It is good that you are managing to get out hacking 5/6 times a week. But how much aerobic exercise do you actually do during the hacks?

Often with sports horse (and pony) types they require a lot of work to settle down. The extra energy he has from not being worked as much may be contributing to the running round the field and generally poor behaviour.

Something to think about.


----------



## Melms92 (2 March 2014)

Thank you, I think Darremi you are right, he is not being worked hard enough! I usually do a lot of trotting on a ride as I was told this is harder work than canter? I ride him in an outline when hacking 90% of the time, I give him 10% of the ride to stretch. 

I have, since reading everyone's advice decided that perhaps my exercise isn't fast paced enough to keep him distracted and so have started schooling him for15-30 mins before hacking and do a lot ore trot and canter work now! Thank you so much for your advice, if anyone has any further tips I would be extremely grateful! Thank you!


----------



## putasocinit (2 March 2014)

Yes it will be the pigs, but he will get used to them, feed him some magnesium oxide as well it works wonders as a calmer and our grass is lacking in it anyway


----------



## Tnavas (2 March 2014)

Melms92 said:



			Thank you, I think Darremi you are right, he is not being worked hard enough! I usually do a lot of trotting on a ride as I was told this is harder work than canter? I ride him in an outline when hacking 90% of the time, I give him 10% of the ride to stretch. 

I have, since reading everyone's advice decided that perhaps my exercise isn't fast paced enough to keep him distracted and so have started schooling him for15-30 mins before hacking and do a lot ore trot and canter work now! Thank you so much for your advice, if anyone has any further tips I would be extremely grateful! Thank you!
		
Click to expand...

Trotting is a good fittening pace where muscle is built and condition maintained. It takes more out of a horse to canter or gallop.

Firstly with all new equines reduce feed to a level that keeps them covered but quiet - this may mean feeding just Hay or Haylage for a couple of months while you get to know and trust each other. 

By the sound of things, not jumping as well as in the past and also spinning when you mount would have me thinking is he sore somewhere. A change in characteristic behaviour often has pain as a cause.

A chiropractor might be a good idea for him. Check him over and at least give you peace of mind.

A good check of saddle and bridle fit and also the condition of his teeth. Do you know when he last had the dentist?

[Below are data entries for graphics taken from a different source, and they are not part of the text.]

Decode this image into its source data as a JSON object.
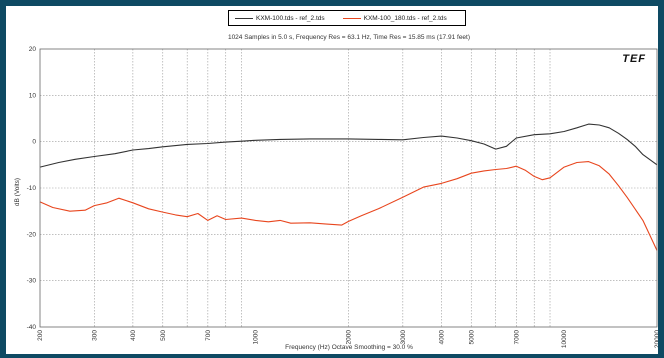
{
  "colors": {
    "background": "#0e4a63",
    "plot": "#ffffff",
    "grid": "#9a9a9a",
    "series_black": "#333333",
    "series_red": "#e8461e"
  },
  "logo_text": "TEF",
  "chart_data": {
    "type": "line",
    "title": "1024 Samples in 5.0 s, Frequency Res = 63.1 Hz, Time Res = 15.85 ms (17.91 feet)",
    "xlabel": "Frequency (Hz) Octave Smoothing = 30.0 %",
    "ylabel": "dB (Volts)",
    "x_scale": "log",
    "xlim": [
      200,
      20000
    ],
    "ylim": [
      -40,
      20
    ],
    "grid": true,
    "legend_position": "top",
    "x_tick_labels": [
      "200",
      "300",
      "400",
      "500",
      "700",
      "1000",
      "2000",
      "3000",
      "4000",
      "5000",
      "7000",
      "10000",
      "20000"
    ],
    "x_ticks": [
      200,
      300,
      400,
      500,
      700,
      1000,
      2000,
      3000,
      4000,
      5000,
      7000,
      10000,
      20000
    ],
    "y_ticks": [
      20,
      10,
      0,
      -10,
      -20,
      -30,
      -40
    ],
    "y_tick_labels": [
      "20",
      "10",
      "0",
      "-10",
      "-20",
      "-30",
      "-40"
    ],
    "series": [
      {
        "name": "KXM-100.tds - ref_2.tds",
        "color": "#333333",
        "x": [
          200,
          230,
          260,
          300,
          350,
          400,
          450,
          500,
          600,
          700,
          800,
          900,
          1000,
          1200,
          1500,
          1800,
          2000,
          2500,
          3000,
          3500,
          4000,
          4500,
          5000,
          5500,
          6000,
          6500,
          7000,
          8000,
          9000,
          10000,
          11000,
          12000,
          13000,
          14000,
          15000,
          16000,
          17000,
          18000,
          20000
        ],
        "y": [
          -5.5,
          -4.5,
          -3.8,
          -3.2,
          -2.6,
          -1.8,
          -1.5,
          -1.1,
          -0.6,
          -0.4,
          -0.1,
          0.1,
          0.3,
          0.5,
          0.6,
          0.6,
          0.6,
          0.5,
          0.4,
          0.9,
          1.2,
          0.8,
          0.2,
          -0.5,
          -1.6,
          -1.0,
          0.8,
          1.5,
          1.7,
          2.2,
          3.0,
          3.8,
          3.6,
          3.0,
          1.8,
          0.5,
          -1.0,
          -2.8,
          -5.0
        ]
      },
      {
        "name": "KXM-100_180.tds - ref_2.tds",
        "color": "#e8461e",
        "x": [
          200,
          220,
          250,
          280,
          300,
          330,
          360,
          400,
          450,
          500,
          550,
          600,
          650,
          700,
          750,
          800,
          900,
          1000,
          1100,
          1200,
          1300,
          1500,
          1700,
          1900,
          2000,
          2200,
          2500,
          3000,
          3500,
          4000,
          4500,
          5000,
          5500,
          6000,
          6500,
          7000,
          7500,
          8000,
          8500,
          9000,
          10000,
          11000,
          12000,
          13000,
          14000,
          15000,
          16000,
          18000,
          20000
        ],
        "y": [
          -13.0,
          -14.2,
          -15.0,
          -14.8,
          -13.8,
          -13.2,
          -12.2,
          -13.2,
          -14.5,
          -15.2,
          -15.8,
          -16.2,
          -15.5,
          -17.0,
          -16.0,
          -16.8,
          -16.5,
          -17.0,
          -17.3,
          -17.0,
          -17.6,
          -17.5,
          -17.8,
          -18.0,
          -17.2,
          -16.0,
          -14.5,
          -12.0,
          -9.8,
          -9.0,
          -8.0,
          -6.8,
          -6.3,
          -6.0,
          -5.8,
          -5.3,
          -6.2,
          -7.5,
          -8.2,
          -7.8,
          -5.5,
          -4.5,
          -4.3,
          -5.2,
          -7.0,
          -9.5,
          -12.0,
          -17.0,
          -23.5
        ]
      }
    ]
  }
}
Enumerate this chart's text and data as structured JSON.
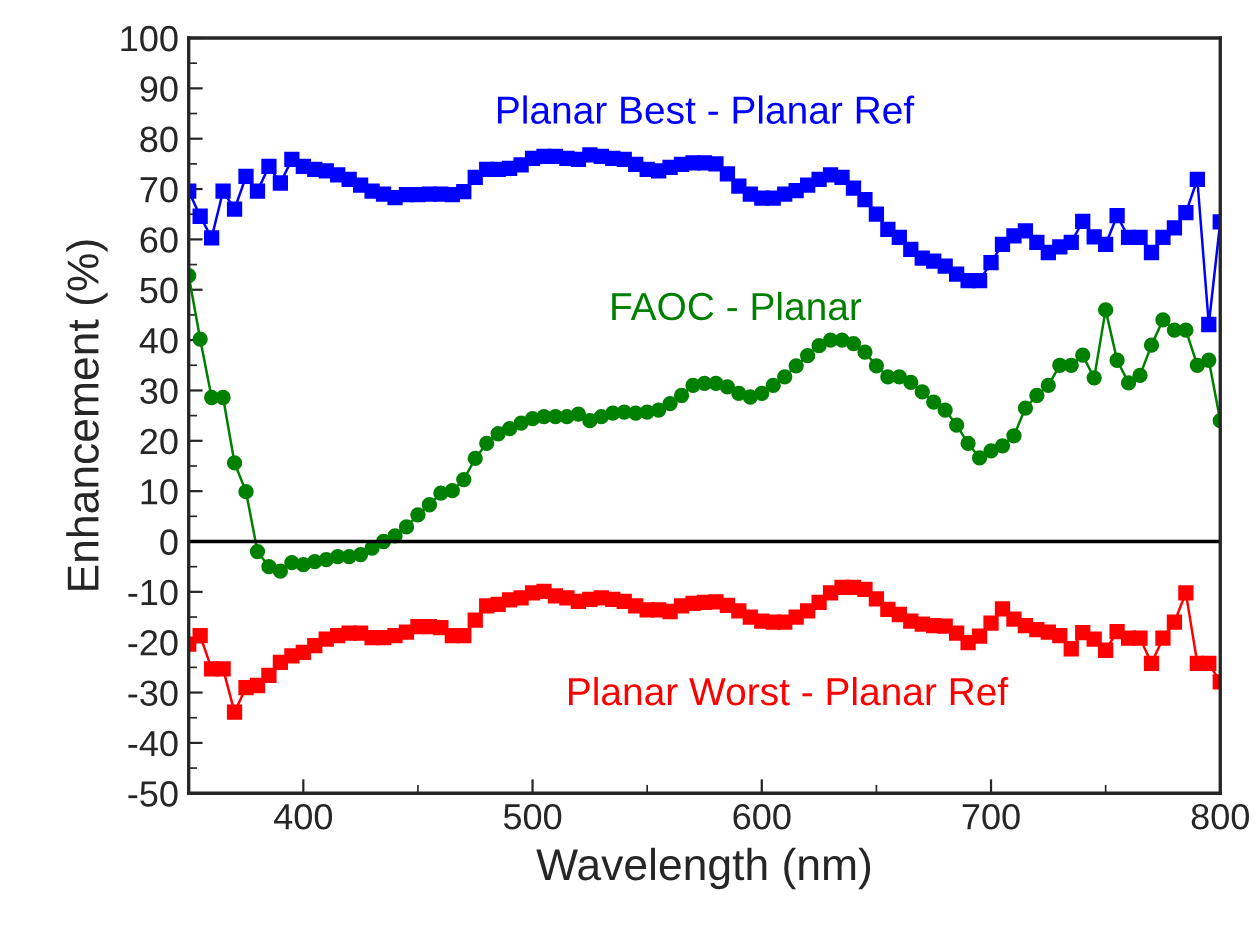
{
  "chart_data": {
    "type": "line",
    "xlabel": "Wavelength (nm)",
    "ylabel": "Enhancement (%)",
    "x": [
      350,
      355,
      360,
      365,
      370,
      375,
      380,
      385,
      390,
      395,
      400,
      405,
      410,
      415,
      420,
      425,
      430,
      435,
      440,
      445,
      450,
      455,
      460,
      465,
      470,
      475,
      480,
      485,
      490,
      495,
      500,
      505,
      510,
      515,
      520,
      525,
      530,
      535,
      540,
      545,
      550,
      555,
      560,
      565,
      570,
      575,
      580,
      585,
      590,
      595,
      600,
      605,
      610,
      615,
      620,
      625,
      630,
      635,
      640,
      645,
      650,
      655,
      660,
      665,
      670,
      675,
      680,
      685,
      690,
      695,
      700,
      705,
      710,
      715,
      720,
      725,
      730,
      735,
      740,
      745,
      750,
      755,
      760,
      765,
      770,
      775,
      780,
      785,
      790,
      795,
      800
    ],
    "series": [
      {
        "name": "Planar Best - Planar Ref",
        "color": "#0000ff",
        "marker": "square",
        "values": [
          69.6,
          64.6,
          60.3,
          69.6,
          66,
          72.5,
          69.6,
          74.5,
          71.2,
          75.9,
          74.5,
          73.9,
          73.6,
          72.8,
          71.9,
          70.8,
          69.6,
          69,
          68.3,
          68.9,
          68.9,
          69,
          69,
          68.9,
          69.5,
          72.3,
          73.9,
          73.9,
          74.1,
          74.8,
          76.1,
          76.5,
          76.5,
          76.1,
          75.9,
          76.8,
          76.5,
          76.1,
          75.9,
          74.9,
          73.9,
          73.6,
          74.3,
          74.9,
          75.2,
          75.2,
          75,
          73,
          70.6,
          69,
          68.2,
          68.2,
          69,
          69.7,
          70.8,
          71.9,
          72.8,
          72.3,
          70.2,
          67.9,
          65,
          62,
          60.4,
          58,
          56.3,
          55.7,
          54.7,
          53.1,
          51.8,
          51.8,
          55.4,
          59,
          60.7,
          61.7,
          59.4,
          57.4,
          58.5,
          59.4,
          63.6,
          60.5,
          59,
          64.7,
          60.4,
          60.4,
          57.4,
          60.4,
          62.3,
          65.3,
          71.9,
          43.1,
          63.5
        ]
      },
      {
        "name": "FAOC - Planar",
        "color": "#008000",
        "marker": "circle",
        "values": [
          52.8,
          40.2,
          28.6,
          28.6,
          15.6,
          9.9,
          -2,
          -5,
          -5.9,
          -4.2,
          -4.6,
          -4,
          -3.6,
          -3,
          -3,
          -2.6,
          -1.3,
          0,
          1.1,
          2.9,
          5.3,
          7.3,
          9.6,
          10.1,
          12.3,
          16.5,
          19.5,
          21.4,
          22.4,
          23.5,
          24.4,
          24.8,
          24.8,
          24.8,
          25.3,
          24,
          24.8,
          25.5,
          25.7,
          25.5,
          25.7,
          26.1,
          27.4,
          29,
          31,
          31.4,
          31.4,
          30.7,
          29.4,
          28.7,
          29.4,
          31,
          32.7,
          34.9,
          36.9,
          38.9,
          40,
          40,
          39.3,
          37.6,
          34.9,
          32.7,
          32.7,
          31.6,
          29.7,
          27.7,
          26.1,
          23.1,
          19.5,
          16.6,
          18,
          19,
          21,
          26.5,
          29,
          31,
          35,
          35,
          37,
          32.5,
          46,
          36,
          31.5,
          33,
          39,
          44,
          42,
          42,
          35,
          36,
          24
        ]
      },
      {
        "name": "Planar Worst - Planar Ref",
        "color": "#ff0000",
        "marker": "square",
        "values": [
          -20.4,
          -18.7,
          -25.3,
          -25.3,
          -33.9,
          -29,
          -28.6,
          -26.6,
          -24,
          -22.7,
          -22,
          -20.7,
          -19.4,
          -18.7,
          -18.2,
          -18.2,
          -19.1,
          -19.1,
          -18.7,
          -18,
          -16.9,
          -16.9,
          -17.1,
          -18.7,
          -18.7,
          -15.6,
          -12.8,
          -12.5,
          -11.6,
          -11.2,
          -10.2,
          -9.9,
          -10.8,
          -11.2,
          -11.9,
          -11.5,
          -11.2,
          -11.5,
          -11.9,
          -12.8,
          -13.6,
          -13.6,
          -13.9,
          -12.8,
          -12.3,
          -12.1,
          -12,
          -12.7,
          -13.8,
          -15,
          -15.8,
          -16,
          -16,
          -15,
          -13.8,
          -12.1,
          -10.2,
          -9.1,
          -9.1,
          -9.5,
          -11.4,
          -13.5,
          -14.5,
          -15.8,
          -16.4,
          -16.7,
          -16.8,
          -18.2,
          -20.1,
          -18.8,
          -16.2,
          -13.4,
          -15.4,
          -16.7,
          -17.5,
          -18,
          -18.7,
          -21.3,
          -18.1,
          -19.4,
          -21.6,
          -17.9,
          -19.2,
          -19.2,
          -24.2,
          -19.2,
          -16,
          -10.2,
          -24.2,
          -24.2,
          -27.9
        ]
      }
    ],
    "xlim": [
      350,
      800
    ],
    "xticks": [
      400,
      500,
      600,
      700,
      800
    ],
    "ylim": [
      -50,
      100
    ],
    "yticks": [
      -50,
      -40,
      -30,
      -20,
      -10,
      0,
      10,
      20,
      30,
      40,
      50,
      60,
      70,
      80,
      90,
      100
    ],
    "ref_lines": [
      {
        "axis": "y",
        "value": 0,
        "color": "#000000"
      }
    ],
    "grid": false,
    "line_style": "solid"
  }
}
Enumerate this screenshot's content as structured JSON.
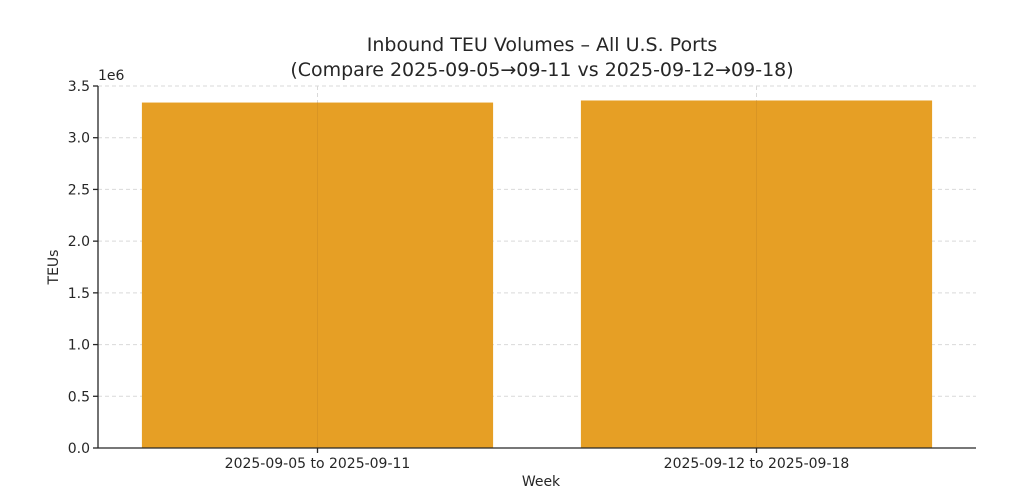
{
  "chart_data": {
    "type": "bar",
    "title": "Inbound TEU Volumes – All U.S. Ports",
    "subtitle": "(Compare 2025-09-05→09-11 vs 2025-09-12→09-18)",
    "xlabel": "Week",
    "ylabel": "TEUs",
    "y_offset_label": "1e6",
    "categories": [
      "2025-09-05 to 2025-09-11",
      "2025-09-12 to 2025-09-18"
    ],
    "values": [
      3340000,
      3360000
    ],
    "ylim": [
      0,
      3500000
    ],
    "y_ticks": [
      0,
      500000,
      1000000,
      1500000,
      2000000,
      2500000,
      3000000,
      3500000
    ],
    "y_tick_labels": [
      "0.0",
      "0.5",
      "1.0",
      "1.5",
      "2.0",
      "2.5",
      "3.0",
      "3.5"
    ],
    "grid": true,
    "bar_color": "#E69F25"
  }
}
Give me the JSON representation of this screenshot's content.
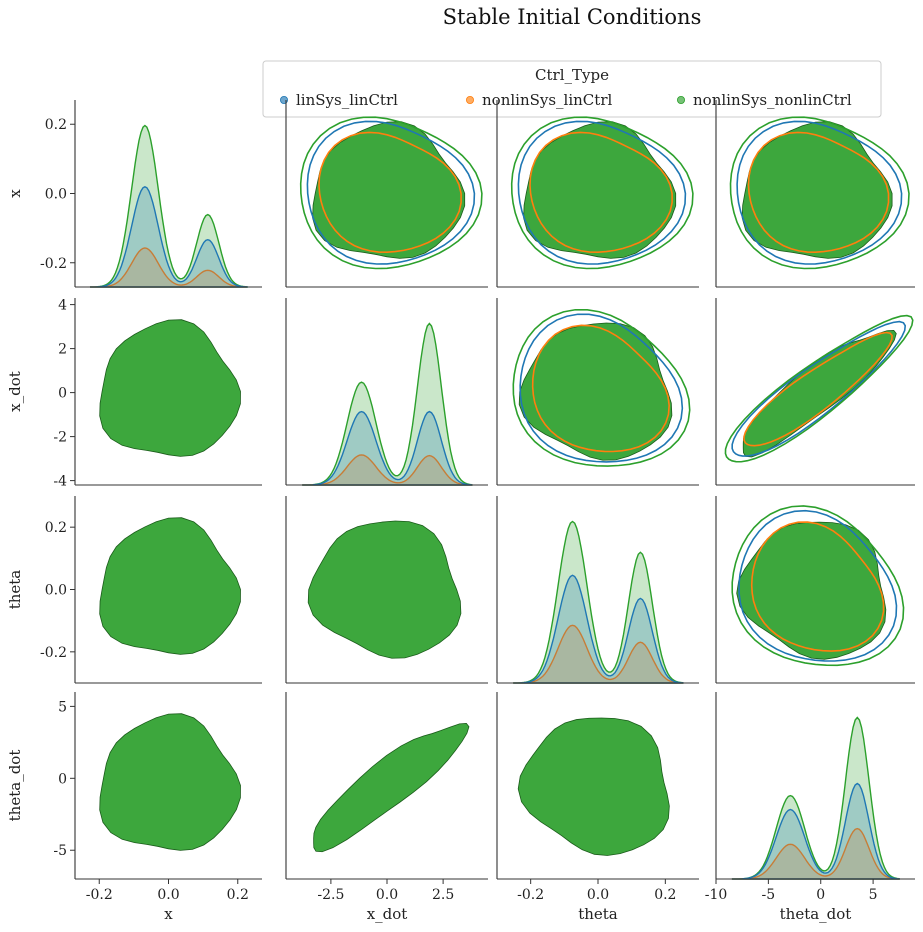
{
  "chart_data": {
    "type": "scatter",
    "title": "Stable Initial Conditions",
    "variables": [
      "x",
      "x_dot",
      "theta",
      "theta_dot"
    ],
    "axis_labels": {
      "x": "x",
      "x_dot": "x_dot",
      "theta": "theta",
      "theta_dot": "theta_dot"
    },
    "axis_ranges": {
      "x": [
        -0.27,
        0.27
      ],
      "x_dot": [
        -4.2,
        4.3
      ],
      "theta": [
        -0.3,
        0.3
      ],
      "theta_dot": [
        -7,
        6
      ]
    },
    "x_axis_ranges": {
      "x": [
        -0.27,
        0.27
      ],
      "x_dot": [
        -4.5,
        4.5
      ],
      "theta": [
        -0.3,
        0.3
      ],
      "theta_dot": [
        -10,
        9
      ]
    },
    "ticks": {
      "x": [
        -0.2,
        0.0,
        0.2
      ],
      "x_dot": [
        -4,
        -2,
        0,
        2,
        4
      ],
      "theta": [
        -0.2,
        0.0,
        0.2
      ],
      "theta_dot": [
        -5,
        0,
        5
      ]
    },
    "x_ticks": {
      "x": [
        "-0.2",
        "0.0",
        "0.2"
      ],
      "x_dot": [
        "-2.5",
        "0.0",
        "2.5"
      ],
      "theta": [
        "-0.2",
        "0.0",
        "0.2"
      ],
      "theta_dot": [
        "-10",
        "-5",
        "0",
        "5"
      ]
    },
    "y_ticks": {
      "x": [
        "0.2",
        "0.0",
        "-0.2"
      ],
      "x_dot": [
        "4",
        "2",
        "0",
        "-2",
        "-4"
      ],
      "theta": [
        "0.2",
        "0.0",
        "-0.2"
      ],
      "theta_dot": [
        "5",
        "0",
        "-5"
      ]
    },
    "legend": {
      "title": "Ctrl_Type",
      "placement": "top",
      "entries": [
        "linSys_linCtrl",
        "nonlinSys_linCtrl",
        "nonlinSys_nonlinCtrl"
      ]
    },
    "series": [
      {
        "name": "linSys_linCtrl",
        "color": "#1f77b4",
        "kde_peaks": {
          "x": [
            0.36,
            0.17
          ],
          "x_dot": [
            1.0,
            1.0
          ],
          "theta": [
            0.14,
            0.11
          ],
          "theta_dot": [
            0.4,
            0.55
          ]
        }
      },
      {
        "name": "nonlinSys_linCtrl",
        "color": "#ff7f0e",
        "kde_peaks": {
          "x": [
            0.14,
            0.06
          ],
          "x_dot": [
            0.41,
            0.4
          ],
          "theta": [
            0.075,
            0.053
          ],
          "theta_dot": [
            0.2,
            0.29
          ]
        }
      },
      {
        "name": "nonlinSys_nonlinCtrl",
        "color": "#2ca02c",
        "kde_peaks": {
          "x": [
            0.58,
            0.26
          ],
          "x_dot": [
            1.4,
            2.2
          ],
          "theta": [
            0.21,
            0.17
          ],
          "theta_dot": [
            0.48,
            0.93
          ]
        }
      }
    ],
    "grid": false
  }
}
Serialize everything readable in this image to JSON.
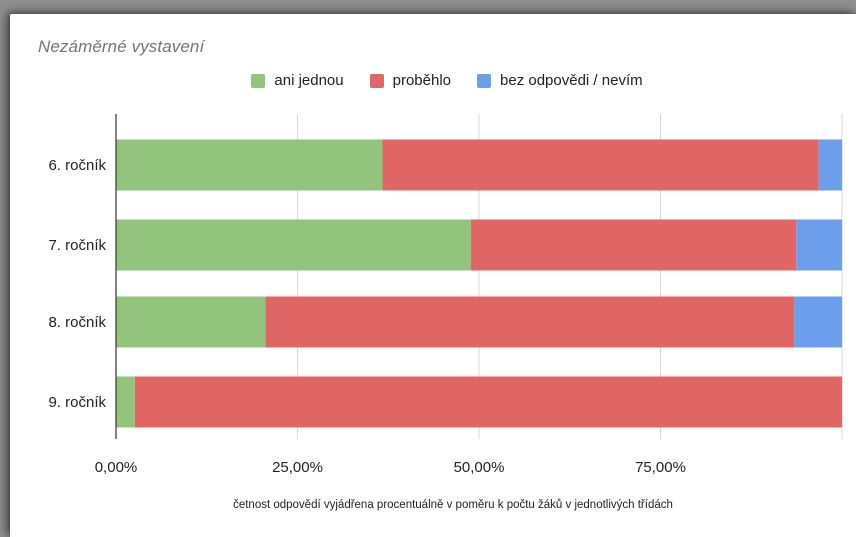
{
  "colors": {
    "ani_jednou": "#93c47d",
    "probehlo": "#e06666",
    "bez_odpovedi": "#6d9eeb",
    "grid": "#d9d9d9",
    "axis": "#333333"
  },
  "chart_data": {
    "type": "bar",
    "orientation": "horizontal",
    "stacked": true,
    "title": "Nezáměrné vystavení",
    "xlabel": "četnost odpovědí vyjádřena procentuálně v poměru k počtu žáků v jednotlivých třídách",
    "ylabel": "",
    "xlim": [
      0,
      1
    ],
    "x_ticks": [
      {
        "value": 0,
        "label": "0,00%"
      },
      {
        "value": 0.25,
        "label": "25,00%"
      },
      {
        "value": 0.5,
        "label": "50,00%"
      },
      {
        "value": 0.75,
        "label": "75,00%"
      }
    ],
    "categories": [
      "6. ročník",
      "7. ročník",
      "8. ročník",
      "9. ročník"
    ],
    "series": [
      {
        "name": "ani jednou",
        "color_key": "ani_jednou",
        "values": [
          0.367,
          0.489,
          0.206,
          0.026
        ]
      },
      {
        "name": "proběhlo",
        "color_key": "probehlo",
        "values": [
          0.601,
          0.448,
          0.728,
          0.974
        ]
      },
      {
        "name": "bez odpovědi / nevím",
        "color_key": "bez_odpovedi",
        "values": [
          0.032,
          0.063,
          0.066,
          0.0
        ]
      }
    ],
    "legend_position": "top",
    "grid": true
  }
}
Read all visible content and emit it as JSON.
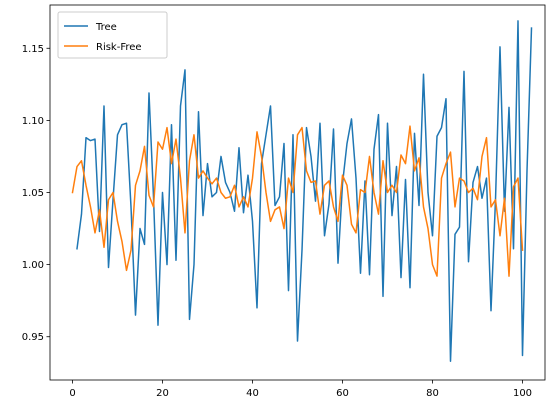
{
  "chart_data": {
    "type": "line",
    "title": "",
    "xlabel": "",
    "ylabel": "",
    "xlim": [
      -5,
      105
    ],
    "ylim": [
      0.92,
      1.18
    ],
    "xticks": [
      0,
      20,
      40,
      60,
      80,
      100
    ],
    "xtick_labels": [
      "0",
      "20",
      "40",
      "60",
      "80",
      "100"
    ],
    "yticks": [
      0.95,
      1.0,
      1.05,
      1.1,
      1.15
    ],
    "ytick_labels": [
      "0.95",
      "1.00",
      "1.05",
      "1.10",
      "1.15"
    ],
    "grid": false,
    "legend_position": "top-left",
    "series": [
      {
        "name": "Tree",
        "color": "#1f77b4",
        "x_start": 1,
        "values": [
          1.011,
          1.035,
          1.088,
          1.086,
          1.087,
          1.023,
          1.11,
          0.998,
          1.045,
          1.09,
          1.097,
          1.098,
          1.04,
          0.965,
          1.025,
          1.014,
          1.119,
          1.047,
          0.958,
          1.05,
          1.0,
          1.097,
          1.003,
          1.11,
          1.135,
          0.962,
          1.0,
          1.106,
          1.034,
          1.07,
          1.047,
          1.05,
          1.075,
          1.057,
          1.05,
          1.037,
          1.081,
          1.036,
          1.062,
          1.03,
          0.97,
          1.07,
          1.09,
          1.11,
          1.041,
          1.047,
          1.084,
          0.982,
          1.09,
          0.947,
          1.01,
          1.095,
          1.075,
          1.044,
          1.098,
          1.02,
          1.042,
          1.094,
          1.001,
          1.056,
          1.084,
          1.101,
          1.06,
          0.994,
          1.058,
          0.993,
          1.08,
          1.104,
          0.978,
          1.098,
          1.034,
          1.068,
          0.991,
          1.059,
          0.984,
          1.091,
          1.041,
          1.132,
          1.05,
          1.02,
          1.089,
          1.095,
          1.115,
          0.933,
          1.021,
          1.026,
          1.134,
          1.002,
          1.057,
          1.068,
          1.046,
          1.06,
          0.968,
          1.045,
          1.151,
          1.037,
          1.109,
          1.011,
          1.169,
          0.937,
          1.065,
          1.164
        ]
      },
      {
        "name": "Risk-Free",
        "color": "#ff7f0e",
        "x_start": 0,
        "values": [
          1.05,
          1.068,
          1.072,
          1.055,
          1.04,
          1.022,
          1.038,
          1.012,
          1.045,
          1.05,
          1.03,
          1.016,
          0.996,
          1.01,
          1.055,
          1.065,
          1.082,
          1.048,
          1.04,
          1.085,
          1.08,
          1.095,
          1.07,
          1.087,
          1.06,
          1.022,
          1.072,
          1.09,
          1.06,
          1.065,
          1.06,
          1.056,
          1.06,
          1.05,
          1.046,
          1.047,
          1.055,
          1.04,
          1.047,
          1.04,
          1.06,
          1.092,
          1.075,
          1.05,
          1.03,
          1.038,
          1.04,
          1.025,
          1.06,
          1.05,
          1.09,
          1.095,
          1.065,
          1.057,
          1.058,
          1.035,
          1.055,
          1.058,
          1.04,
          1.03,
          1.062,
          1.055,
          1.028,
          1.022,
          1.052,
          1.05,
          1.075,
          1.05,
          1.035,
          1.072,
          1.05,
          1.055,
          1.05,
          1.076,
          1.07,
          1.096,
          1.065,
          1.074,
          1.04,
          1.025,
          1.0,
          0.992,
          1.06,
          1.07,
          1.078,
          1.04,
          1.06,
          1.058,
          1.05,
          1.053,
          1.045,
          1.075,
          1.088,
          1.04,
          1.045,
          1.02,
          1.046,
          0.992,
          1.054,
          1.06,
          1.01
        ]
      }
    ]
  }
}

Rule out any discomfort and as others have said take one problem at a time. Hack out in company and alternate between following and taking the lead. He is in a new unfamiliar area and will be unsettled for a while. 

PIGS!!! poor piggies - they are rather cute really but often smelly. Lets remember that in the wild a pig is a fearsome creature, one bite can remove and arm with ease so your horse is quite naturally concerned when he can smell them. Try and take a visit with a pig proof friend. I've had one pony that would absolutely refuse to become pig proof and a horse that detested donkeys with a passion. Sometimes you have to accept that your pony is not going to like everything.


----------